C’est le cas de l’Azuré des tourbières ( Maculinea) dont la larve sera élevée par les fourmis jusqu’à la nymphose, le temps pour la chenille de se transformer en chrysalide. Les ouvrières sortiront la chrysalide inutile du nid. Elle se métamorphosera à l’air libre ensuite.
Ces insectes développent des masques odorants qui leur permettent non seulement de ne pas être mangés mais encore de s’alimenter des larves de fourmis en toute impunité.
blog sur le sujet : insectes myrmécophiles

Le rôle des fourmis n’est pas négligeable. La masse totale de leur population est équivalente à celle de l’Homme. Les fourmis augmentent l’hétérogénéité du sol et l’aèrent en creusant des galeries souterraines. Elles participent à la dissémination des espèces végétales. Le transport du matériel végétal peut atteindre des dizaines de kilos d’aiguilles et de brindilles pour un nid de fourmis des bois. Elles sont un maillon important de l’écosystème jouant un rôle prépondérant pour la végétation et pour la faune en tant que prédateurs, mais aussi de proies pour des espèces insectivores. Les plagistes s’amusent du fourmillon qui construit son cône pour y attraper les fourmis hasardeuses. Elles ont la capacité à s’adapter à toutes les situations : sécheresse estivale ou fortes pluies automnales. On en trouve partout, de la plage aux sommets proches des 3000 mètres.
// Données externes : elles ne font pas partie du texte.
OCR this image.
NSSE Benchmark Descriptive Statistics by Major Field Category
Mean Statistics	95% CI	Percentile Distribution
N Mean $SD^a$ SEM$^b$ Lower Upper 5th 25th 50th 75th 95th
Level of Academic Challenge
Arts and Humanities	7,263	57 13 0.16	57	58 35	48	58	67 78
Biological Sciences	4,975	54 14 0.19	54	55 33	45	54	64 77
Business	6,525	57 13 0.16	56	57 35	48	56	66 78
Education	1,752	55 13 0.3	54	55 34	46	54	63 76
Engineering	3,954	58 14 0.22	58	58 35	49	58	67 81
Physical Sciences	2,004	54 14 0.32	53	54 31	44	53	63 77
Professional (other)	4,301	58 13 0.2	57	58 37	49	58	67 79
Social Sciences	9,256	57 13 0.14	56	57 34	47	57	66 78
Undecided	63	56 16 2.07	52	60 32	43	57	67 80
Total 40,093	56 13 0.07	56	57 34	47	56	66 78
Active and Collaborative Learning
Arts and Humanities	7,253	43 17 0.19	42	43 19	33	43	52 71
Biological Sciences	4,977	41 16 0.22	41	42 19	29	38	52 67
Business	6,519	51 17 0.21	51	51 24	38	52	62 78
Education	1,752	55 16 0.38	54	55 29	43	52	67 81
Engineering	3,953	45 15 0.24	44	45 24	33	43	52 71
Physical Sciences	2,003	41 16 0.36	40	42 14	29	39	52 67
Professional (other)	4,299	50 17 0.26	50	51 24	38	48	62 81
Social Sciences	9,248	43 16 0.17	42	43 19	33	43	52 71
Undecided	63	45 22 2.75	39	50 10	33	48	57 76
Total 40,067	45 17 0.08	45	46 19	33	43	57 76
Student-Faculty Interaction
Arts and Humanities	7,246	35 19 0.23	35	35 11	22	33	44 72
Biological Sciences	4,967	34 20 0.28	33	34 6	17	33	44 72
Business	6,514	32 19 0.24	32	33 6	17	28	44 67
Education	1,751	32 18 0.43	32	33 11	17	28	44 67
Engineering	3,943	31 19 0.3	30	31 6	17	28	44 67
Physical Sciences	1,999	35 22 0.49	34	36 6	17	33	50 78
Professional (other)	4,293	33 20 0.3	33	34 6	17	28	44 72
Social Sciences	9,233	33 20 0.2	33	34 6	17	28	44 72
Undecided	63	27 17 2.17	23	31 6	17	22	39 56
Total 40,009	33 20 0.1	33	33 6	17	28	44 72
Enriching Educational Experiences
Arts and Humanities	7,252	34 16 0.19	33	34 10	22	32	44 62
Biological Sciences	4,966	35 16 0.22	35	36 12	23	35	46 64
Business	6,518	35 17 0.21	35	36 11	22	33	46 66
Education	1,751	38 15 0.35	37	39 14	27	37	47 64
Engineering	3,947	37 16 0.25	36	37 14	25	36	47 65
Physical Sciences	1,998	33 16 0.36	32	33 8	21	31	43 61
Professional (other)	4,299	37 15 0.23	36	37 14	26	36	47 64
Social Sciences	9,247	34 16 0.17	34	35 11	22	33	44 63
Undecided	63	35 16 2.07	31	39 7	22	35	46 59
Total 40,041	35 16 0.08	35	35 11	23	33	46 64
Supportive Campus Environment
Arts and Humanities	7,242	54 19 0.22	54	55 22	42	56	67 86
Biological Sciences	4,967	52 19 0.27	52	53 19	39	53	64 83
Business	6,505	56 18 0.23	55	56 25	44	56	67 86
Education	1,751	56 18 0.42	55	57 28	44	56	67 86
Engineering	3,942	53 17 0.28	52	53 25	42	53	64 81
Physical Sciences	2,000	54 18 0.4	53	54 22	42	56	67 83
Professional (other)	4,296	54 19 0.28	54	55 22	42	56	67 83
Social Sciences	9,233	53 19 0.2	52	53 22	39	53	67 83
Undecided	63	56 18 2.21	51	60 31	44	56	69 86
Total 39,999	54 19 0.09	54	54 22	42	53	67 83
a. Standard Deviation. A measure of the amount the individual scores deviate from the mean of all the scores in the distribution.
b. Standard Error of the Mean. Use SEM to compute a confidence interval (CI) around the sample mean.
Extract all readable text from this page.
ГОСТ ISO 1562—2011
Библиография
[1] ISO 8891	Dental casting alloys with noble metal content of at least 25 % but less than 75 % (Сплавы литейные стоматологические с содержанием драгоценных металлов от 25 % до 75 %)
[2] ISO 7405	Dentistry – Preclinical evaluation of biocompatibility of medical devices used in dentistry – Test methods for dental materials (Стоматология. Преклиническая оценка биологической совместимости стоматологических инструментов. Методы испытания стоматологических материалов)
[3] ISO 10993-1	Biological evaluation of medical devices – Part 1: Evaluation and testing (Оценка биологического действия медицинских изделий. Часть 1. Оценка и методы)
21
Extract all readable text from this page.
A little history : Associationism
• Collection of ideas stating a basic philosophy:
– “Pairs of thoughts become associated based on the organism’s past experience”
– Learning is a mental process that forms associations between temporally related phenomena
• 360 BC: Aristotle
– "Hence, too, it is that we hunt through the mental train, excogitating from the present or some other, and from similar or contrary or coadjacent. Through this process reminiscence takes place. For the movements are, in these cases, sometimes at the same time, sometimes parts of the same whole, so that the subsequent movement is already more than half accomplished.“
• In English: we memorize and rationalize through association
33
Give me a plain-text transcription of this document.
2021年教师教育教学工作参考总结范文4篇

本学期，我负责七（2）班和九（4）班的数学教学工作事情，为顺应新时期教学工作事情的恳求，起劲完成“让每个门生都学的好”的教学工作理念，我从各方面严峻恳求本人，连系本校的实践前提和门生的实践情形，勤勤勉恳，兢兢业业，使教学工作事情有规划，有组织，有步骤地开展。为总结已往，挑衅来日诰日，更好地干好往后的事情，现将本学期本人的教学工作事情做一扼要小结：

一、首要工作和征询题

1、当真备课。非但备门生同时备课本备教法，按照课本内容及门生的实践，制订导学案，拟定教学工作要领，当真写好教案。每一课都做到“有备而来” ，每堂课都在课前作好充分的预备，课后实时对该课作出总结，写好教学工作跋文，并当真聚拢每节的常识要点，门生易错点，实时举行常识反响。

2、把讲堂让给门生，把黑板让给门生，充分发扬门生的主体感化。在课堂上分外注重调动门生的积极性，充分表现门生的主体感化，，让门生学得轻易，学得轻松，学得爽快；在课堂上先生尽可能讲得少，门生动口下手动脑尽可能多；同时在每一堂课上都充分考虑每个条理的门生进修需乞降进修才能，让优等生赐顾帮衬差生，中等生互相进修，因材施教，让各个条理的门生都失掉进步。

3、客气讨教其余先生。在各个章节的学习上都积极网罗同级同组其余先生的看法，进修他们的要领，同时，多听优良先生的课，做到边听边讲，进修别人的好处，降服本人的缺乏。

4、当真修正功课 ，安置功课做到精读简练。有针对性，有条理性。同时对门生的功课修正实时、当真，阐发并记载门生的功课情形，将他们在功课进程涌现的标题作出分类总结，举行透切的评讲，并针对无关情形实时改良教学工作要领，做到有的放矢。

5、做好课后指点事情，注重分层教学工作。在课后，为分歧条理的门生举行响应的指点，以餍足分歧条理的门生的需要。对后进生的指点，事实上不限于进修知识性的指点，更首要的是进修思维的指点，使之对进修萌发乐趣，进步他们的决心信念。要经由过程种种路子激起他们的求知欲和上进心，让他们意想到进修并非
De nouvelles espèces apportées par l’Homme font leur apparition : Linepithema humile ( fourmi « d’Argentine »)
 
et Lasius neglectus (originaire d’Asie mineure). Leur partage du territoire est sans concession. Ce sont des invasives envahissantes. Si la dernière se cantonne au littoral de l’Espagne à l’Italie, la seconde présente tant dans le Roussillon que le Languedoc remonte le Rhône en s’appropriant les zones cultivées. Tout comme les espèces lignicoles du chêne liège ( Crematogaster scutellaris et Camponotus truncatus) , ce sont des nuisibles. Si pour le bois cela affecte les producteurs de bouchons, on ignore encore quelles incidences auront ces deux fourmis sur l’environnement.